Si vous analysez ensuite les données sur la base de deux groupes d’âge – 20-39 ans et 40-49 ans – on constate que dans le premier, le taux est resté stable à environ 30 diagnostics pour 100 000 femmes, tandis que dans la seconde, il y a eu une légère augmentation, contre 179 toutes les 100 000 femmes en 2008 à 188 pour 100 000 en 2017).
Une autre étude, relative à la période 2013-2017, a mis en évidence une augmentation de 0,8% par an de moins de 50 ans, mais à nouveau confinée avant tout au centre-sud (+ 1,7%). Les données à long terme recueillies dans Vénétie (1987-2019) et dans la province de Reggio Emilia (1996-2021) confirment plutôt la stabilité de l’incidence, avec une phase de croissance initiale déjà interrompue au début des années 2000. D’autres registres italiens ne signalent pas non plus des augmentations exponentives.

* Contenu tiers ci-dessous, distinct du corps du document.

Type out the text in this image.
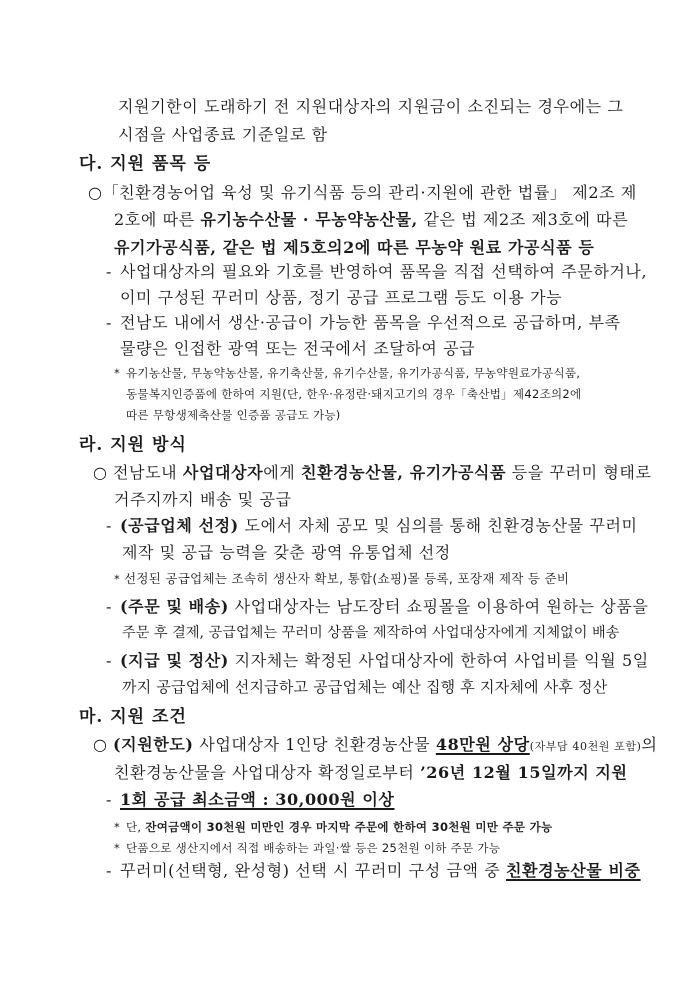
지원기한이 도래하기 전 지원대상자의 지원금이 소진되는 경우에는 그
시점을 사업종료 기준일로 함
다. 지원 품목 등
○「친환경농어업 육성 및 유기식품 등의 관리·지원에 관한 법률」 제2조 제
2호에 따른 유기농수산물 · 무농약농산물, 같은 법 제2조 제3호에 따른
유기가공식품, 같은 법 제5호의2에 따른 무농약 원료 가공식품 등
- 사업대상자의 필요와 기호를 반영하여 품목을 직접 선택하여 주문하거나,
이미 구성된 꾸러미 상품, 정기 공급 프로그램 등도 이용 가능
- 전남도 내에서 생산·공급이 가능한 품목을 우선적으로 공급하며, 부족
물량은 인접한 광역 또는 전국에서 조달하여 공급
* 유기농산물, 무농약농산물, 유기축산물, 유기수산물, 유기가공식품, 무농약원료가공식품,
동물복지인증품에 한하여 지원(단, 한우·유정란·돼지고기의 경우「축산법」제42조의2에
따른 무항생제축산물 인증품 공급도 가능)
라. 지원 방식
○ 전남도내 사업대상자에게 친환경농산물, 유기가공식품 등을 꾸러미 형태로
거주지까지 배송 및 공급
- (공급업체 선정) 도에서 자체 공모 및 심의를 통해 친환경농산물 꾸러미
제작 및 공급 능력을 갖춘 광역 유통업체 선정
* 선정된 공급업체는 조속히 생산자 확보, 통합(쇼핑)몰 등록, 포장재 제작 등 준비
- (주문 및 배송) 사업대상자는 남도장터 쇼핑몰을 이용하여 원하는 상품을
주문 후 결제, 공급업체는 꾸러미 상품을 제작하여 사업대상자에게 지체없이 배송
- (지급 및 정산) 지자체는 확정된 사업대상자에 한하여 사업비를 익월 5일
까지 공급업체에 선지급하고 공급업체는 예산 집행 후 지자체에 사후 정산
마. 지원 조건
○ (지원한도) 사업대상자 1인당 친환경농산물 48만원 상당(자부담 40천원 포함)의
친환경농산물을 사업대상자 확정일로부터 ’26년 12월 15일까지 지원
- 1회 공급 최소금액 : 30,000원 이상
* 단, 잔여금액이 30천원 미만인 경우 마지막 주문에 한하여 30천원 미만 주문 가능
* 단품으로 생산지에서 직접 배송하는 과일·쌀 등은 25천원 이하 주문 가능
- 꾸러미(선택형, 완성형) 선택 시 꾸러미 구성 금액 중 친환경농산물 비중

Parce que les cas peuvent sembler augmenter
Les épidémiologistes expliquent qu’une légère augmentation des diagnostics n’équivaut pas à une réelle augmentation du risque ou de l’agression de la maladie. Le plus souvent, c’est un effet lié à une plus grande diffusion des investigations diagnostiques et du dépistage. En Italie, le dépistage mammographique organisé dans la gamme de 45 à 49 ans n’est actif que dans certaines régions, mais dans d’autres domaines, de nombreuses femmes y accédent spontanément, anticipant les diagnostics et améliorant le pronostic.
Des indicateurs tels que la mortalité (chute), la survie (augmentation) et le stade au diagnostic (de plus en plus tôt) confirment que les progrès de la médecine et de la prévention réduisent l’impact de la maladie.
Aucune alarme, mais investissez dans la prévention
« Il n’y a aucune preuve d’une épidémie de cancer du sein chez les jeunes femmes italiennes », souligne le gisma. Les données montrent une stabilité, avec des progrès significatifs dans la prévention et les soins. Le défi est toujours le même: renforcer la culture de la prévention et soutenir les programmes de dépistage, mais éviter l’alarmisme.